5. Using the Perl Script texcount.pl

Script texcount.pl gives us more detailed information:

$ perl texcount.pl example_Latex_document.tex
File: example_Latex_document.tex
Encoding: ascii
Words in text: 39
Words in headers: 12
Words outside text (captions, etc.): 0
Number of headers: 4
Number of floats/tables/figures: 0
Number of math inlines: 1
Number of math displayed: 1
Subcounts:
  text+headers+captions (#headers/#floats/#inlines/#displayed)
  0+3+0 (1/0/0/0) _top_
  21+3+0 (1/0/1/0) Section: The First Section
  9+3+0 (1/0/0/1) Section: The Second Section
  9+3+0 (1/0/0/0) Section: The Third Section

We can obtain a brief output thus:

$ perl texcount.pl -brief example_Latex_document.tex
39+12+0 (4/0/1/1) File: example_Latex_document.tex

We see that the result (39+12=51) is close to the one we got with detex.

6. Using the wordcount.sh Script

To run wordcount.sh, we must place the script file wordcount.tex in the same directory as our LaTeX file. This approach works on Unix/Linux systems.

After making the script executable, we can run it as follows:

$ ./wordcount.sh example_Latex_document.tex

The count will be on the last line of the output:

example_Latex_document.tex contains 437 characters and 73 words.

To filter out the unnecessary parts of the output, we can feed it to tail:

$ ./wordcount.sh example_Latex_document.tex | tail -n1
example_Latex_document.tex contains 437 characters and 73 words.

The end result we get is close to that of latexcount.pl.

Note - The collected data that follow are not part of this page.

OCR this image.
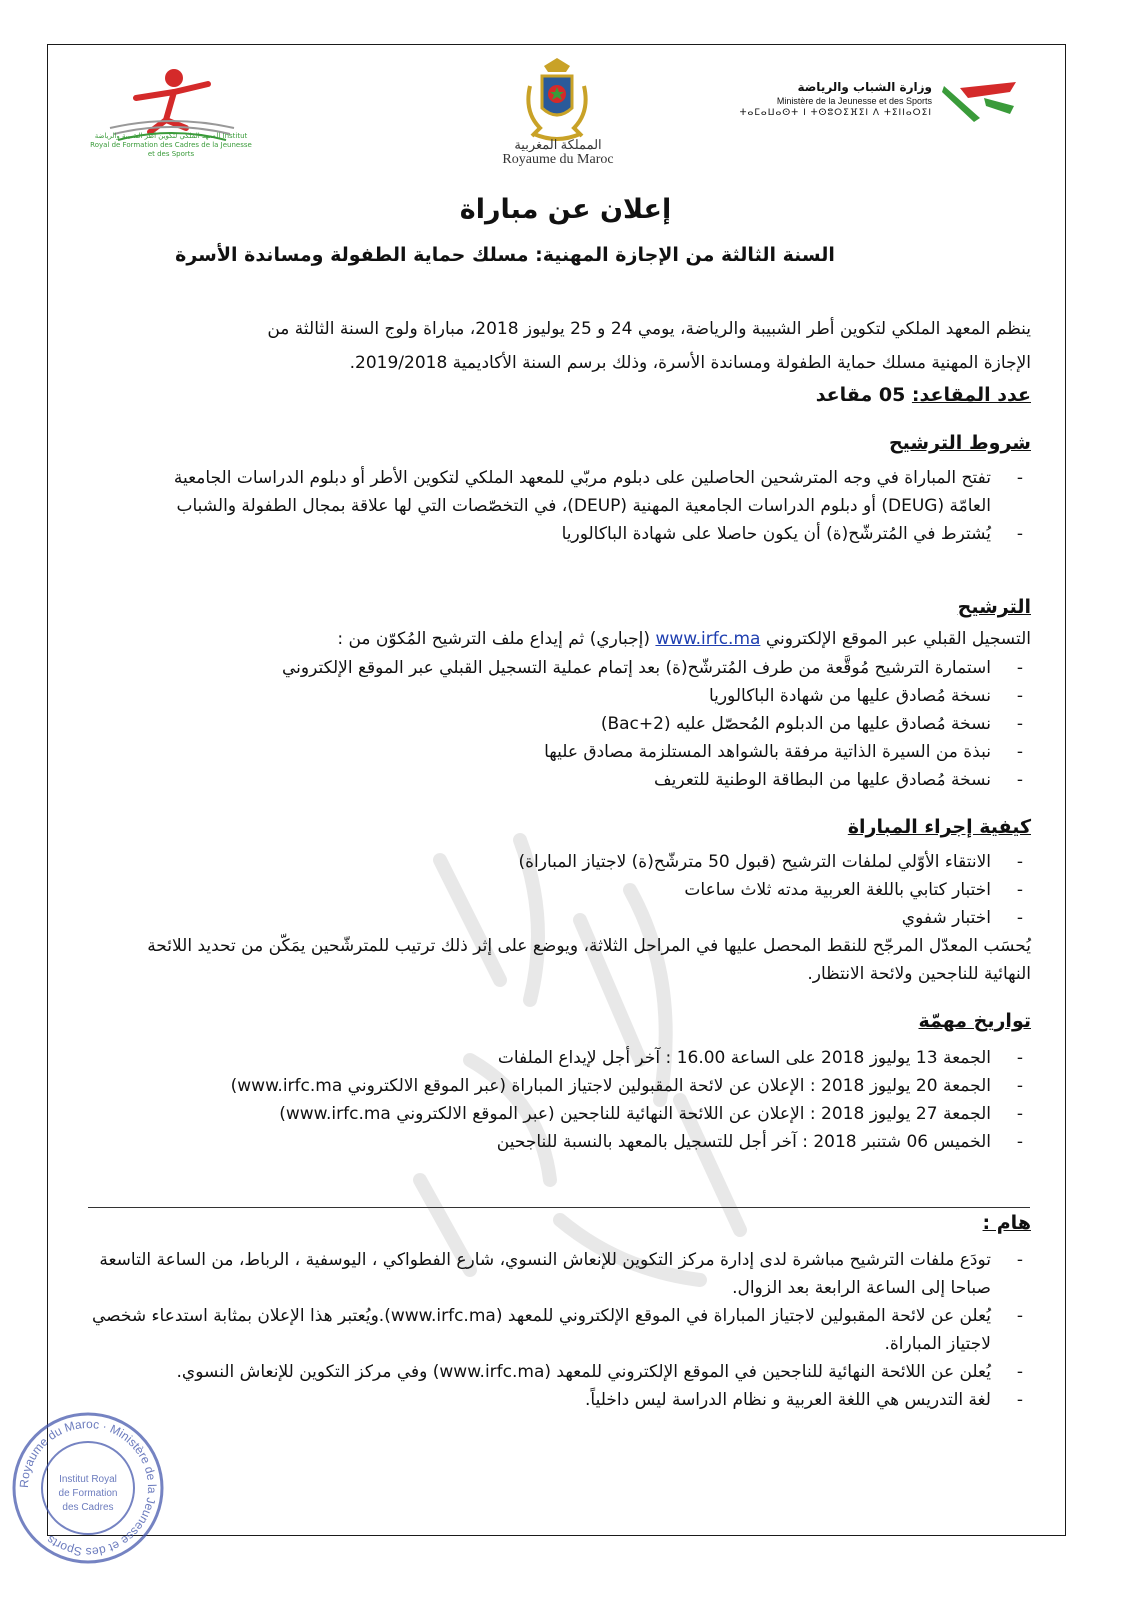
المعهد الملكي لتكوين أطر الشبيبة والرياضة Institut Royal de Formation des Cadres de la Jeunesse et des Sports
المملكة المغربية
Royaume du Maroc
وزارة الشباب والرياضة
Ministère de la Jeunesse et des Sports
ⵜⴰⵎⴰⵡⴰⵙⵜ ⵏ ⵜⵙⵓⵔⵉⴼⵉⵏ ⴷ ⵜⵉⵏⵏⴰⵔⵉⵏ
إعلان عن مباراة
السنة الثالثة من الإجازة المهنية: مسلك حماية الطفولة ومساندة الأسرة
ينظم المعهد الملكي لتكوين أطر الشبيبة والرياضة، يومي 24 و 25 يوليوز 2018، مباراة ولوج السنة الثالثة من
الإجازة المهنية مسلك حماية الطفولة ومساندة الأسرة، وذلك برسم السنة الأكاديمية 2019/2018.
عدد المقاعد: 05 مقاعد
شروط الترشيح
- تفتح المباراة في وجه المترشحين الحاصلين على دبلوم مربّي للمعهد الملكي لتكوين الأطر أو دبلوم الدراسات الجامعية العامّة (DEUG) أو دبلوم الدراسات الجامعية المهنية (DEUP)، في التخصّصات التي لها علاقة بمجال الطفولة والشباب
- يُشترط في المُترشّح(ة) أن يكون حاصلا على شهادة الباكالوريا
الترشيح
التسجيل القبلي عبر الموقع الإلكتروني www.irfc.ma (إجباري) ثم إيداع ملف الترشيح المُكوّن من :
- استمارة الترشيح مُوقَّعة من طرف المُترشّح(ة) بعد إتمام عملية التسجيل القبلي عبر الموقع الإلكتروني
- نسخة مُصادق عليها من شهادة الباكالوريا
- نسخة مُصادق عليها من الدبلوم المُحصّل عليه (Bac+2)
- نبذة من السيرة الذاتية مرفقة بالشواهد المستلزمة مصادق عليها
- نسخة مُصادق عليها من البطاقة الوطنية للتعريف
كيفية إجراء المباراة
- الانتقاء الأوّلي لملفات الترشيح (قبول 50 مترشّح(ة) لاجتياز المباراة)
- اختبار كتابي باللغة العربية مدته ثلاث ساعات
- اختبار شفوي
يُحسَب المعدّل المرجّح للنقط المحصل عليها في المراحل الثلاثة، ويوضع على إثر ذلك ترتيب للمترشّحين يمَكّن من تحديد اللائحة النهائية للناجحين ولائحة الانتظار.
تواريخ مهمّة
- الجمعة 13 يوليوز 2018 على الساعة 16.00 : آخر أجل لإيداع الملفات
- الجمعة 20 يوليوز 2018 : الإعلان عن لائحة المقبولين لاجتياز المباراة (عبر الموقع الالكتروني www.irfc.ma)
- الجمعة 27 يوليوز 2018 : الإعلان عن اللائحة النهائية للناجحين (عبر الموقع الالكتروني www.irfc.ma)
- الخميس 06 شتنبر 2018 : آخر أجل للتسجيل بالمعهد بالنسبة للناجحين
هام :
- تودَع ملفات الترشيح مباشرة لدى إدارة مركز التكوين للإنعاش النسوي، شارع الفطواكي ، اليوسفية ، الرباط، من الساعة التاسعة صباحا إلى الساعة الرابعة بعد الزوال.
- يُعلن عن لائحة المقبولين لاجتياز المباراة في الموقع الإلكتروني للمعهد (www.irfc.ma).ويُعتبر هذا الإعلان بمثابة استدعاء شخصي لاجتياز المباراة.
- يُعلن عن اللائحة النهائية للناجحين في الموقع الإلكتروني للمعهد (www.irfc.ma) وفي مركز التكوين للإنعاش النسوي.
- لغة التدريس هي اللغة العربية و نظام الدراسة ليس داخلياً.
Royaume du Maroc · Ministère de la Jeunesse et des Sports
Institut Royal
de Formation
des Cadres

7. A Comparison of the Approaches

We found that detex and texcount.pl gave similar results, which was also the case with latexcount.pl and wordcount.sh:

tool

plain text

inline math

displayed math

tabular material

detex

69

47

47

27

latexcount.pl

71

62

68

53

texcount.pl

69

47

47

27

wordcount.sh

69

50

48

37

We can see that there are wide variations in the words reported by each of the tools. This is so because they strip out different classes of LaTeX commands and define a word in different ways.

8. Conclusion

In this article, we described four different methods to count the words in a LaTeX document. All returned different estimates of the count.